Sometimes I wonder if I really did do something wrong. If maybe I gave nameless a reason to stop loving me...did I? Is it possible that love for someone could leave so quickly after being there for so long? (Answering my own question) No. Love doesn't just disappear. It doesn't just "die" even if the person hurt you really badly. But I'm still wondering if I did something way wrong because if I didn't...wouldn't he have done something by now? What switch could I have possibly flipped to make him, the one who made it crystal clear he wasn't leaving my side under any circumstance, actually turn his back on me for good?
I get so angry thinking about how I put my trust, my heart, into this guy. I didn't realize how much of "me" I gave him until he left. Sometimes I wonder if it was a waste of my time. I even wonder if I'm wasting my time giving him thought, and still loving him. I mean he made a complete fool out of me. Look, I'm completely exposing myself by writing a freaking blog about it. I don't know if he feels the same way, if he still thinks about me or if I'm even worth thinking about to him. All I know is that I don't see anything happening, I have no way of knowing, and it's making me feel like giving up.

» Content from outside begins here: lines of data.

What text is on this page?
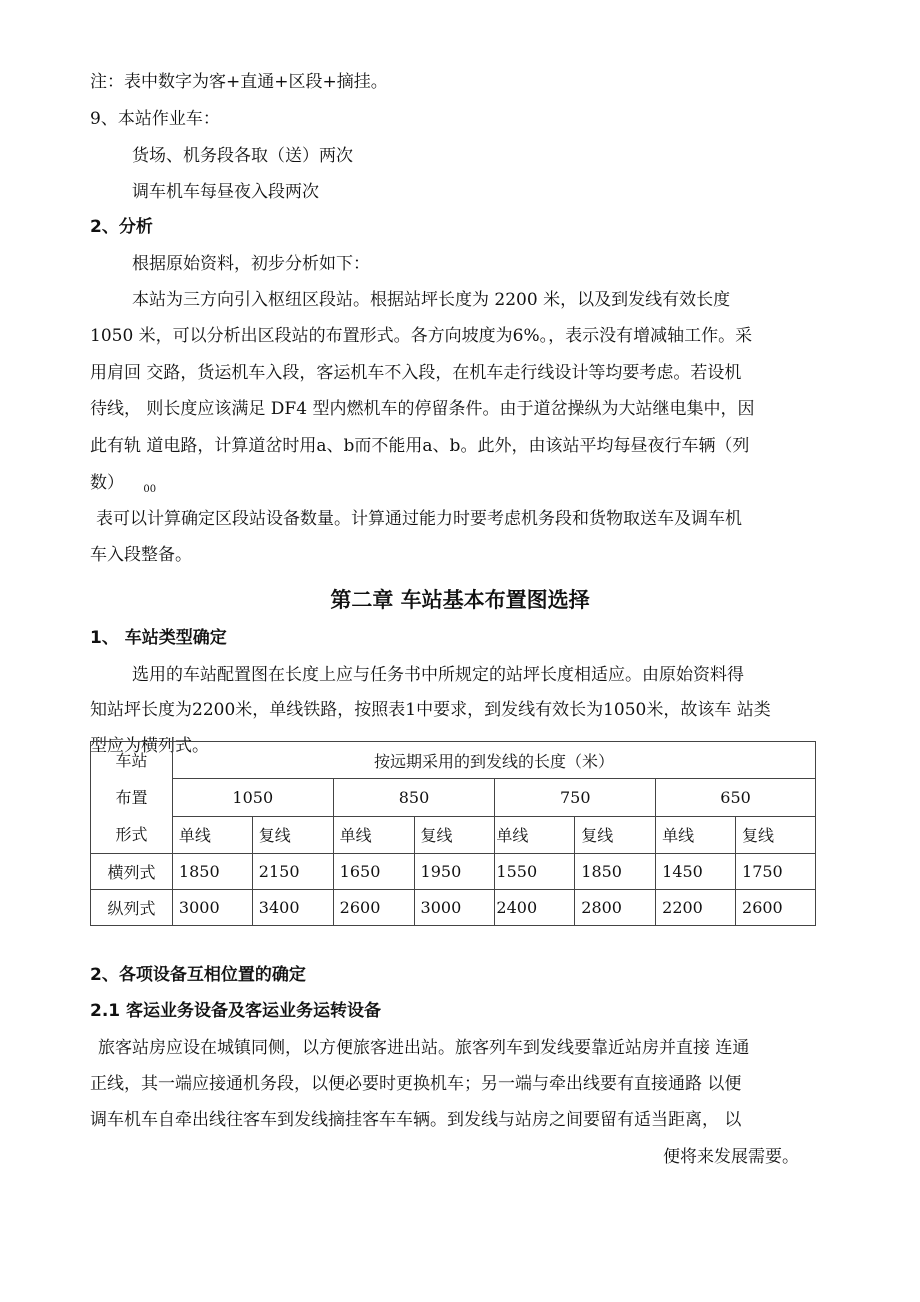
注：表中数字为客+直通+区段+摘挂。
9、本站作业车：
货场、机务段各取（送）两次
调车机车每昼夜入段两次
2、分析
根据原始资料，初步分析如下：
本站为三方向引入枢纽区段站。根据站坪长度为 2200 米，以及到发线有效长度
1050 米，可以分析出区段站的布置形式。各方向坡度为6%。，表示没有增减轴工作。采
用肩回 交路，货运机车入段，客运机车不入段，在机车走行线设计等均要考虑。若设机
待线， 则长度应该满足 DF4 型内燃机车的停留条件。由于道岔操纵为大站继电集中，因
此有轨 道电路，计算道岔时用a、b而不能用a、b。此外，由该站平均每昼夜行车辆（列
数） $_{00}$
表可以计算确定区段站设备数量。计算通过能力时要考虑机务段和货物取送车及调车机
车入段整备。
第二章 车站基本布置图选择
1、 车站类型确定
选用的车站配置图在长度上应与任务书中所规定的站坪长度相适应。由原始资料得
知站坪长度为2200米，单线铁路，按照表1中要求，到发线有效长为1050米，故该车 站类
型应为横列式。
车站
布置
形式	按远期采用的到发线的长度（米）							
	1050		850		750		650	
	单线	复线	单线	复线	单线	复线	单线	复线
横列式	1850	2150	1650	1950	1550	1850	1450	1750
纵列式	3000	3400	2600	3000	2400	2800	2200	2600
2、各项设备互相位置的确定
2.1 客运业务设备及客运业务运转设备
旅客站房应设在城镇同侧，以方便旅客进出站。旅客列车到发线要靠近站房并直接 连通
正线，其一端应接通机务段，以便必要时更换机车；另一端与牵出线要有直接通路 以便
调车机车自牵出线往客车到发线摘挂客车车辆。到发线与站房之间要留有适当距离， 以
便将来发展需要。
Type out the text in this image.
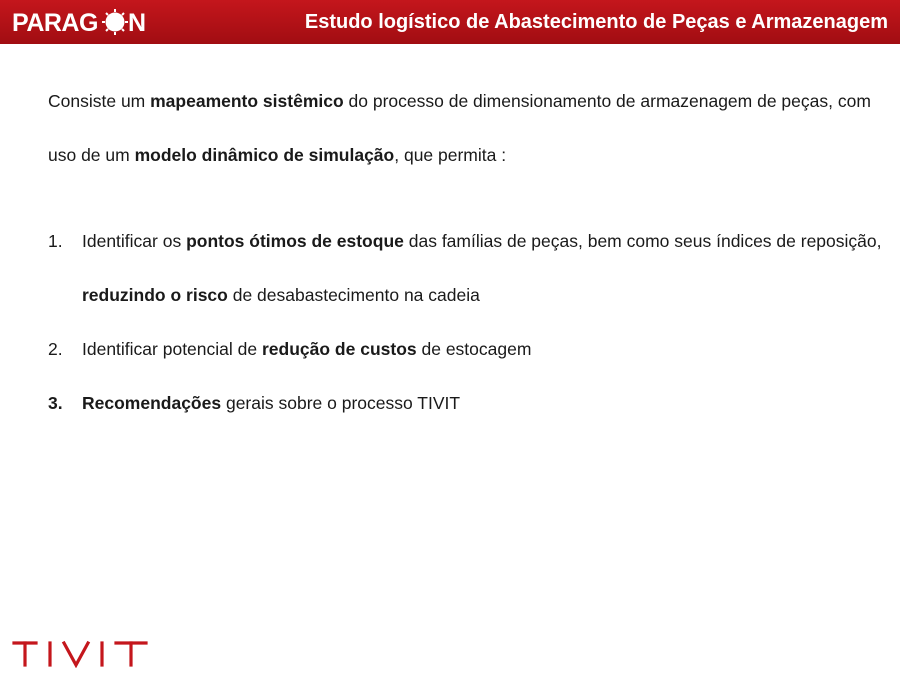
PARAG N	Estudo logístico de Abastecimento de Peças e Armazenagem

Consiste um mapeamento sistêmico do processo de dimensionamento de armazenagem de peças, com uso de um modelo dinâmico de simulação, que permita :

1. Identificar os pontos ótimos de estoque das famílias de peças, bem como seus índices de reposição, reduzindo o risco de desabastecimento na cadeia
2. Identificar potencial de redução de custos de estocagem
3. Recomendações gerais sobre o processo TIVIT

So, am I really the bad guy? Why else would he just up and walk out of my life? And find every way to keep me out of his? Why else would his stare look like it could disintegrate me in seconds? How else did I come from being one of the closest people to him to being the person he pushed the furthest away? How does that work? How could he do that all for my best interest? Stupidity that's how. I'm done. Good night.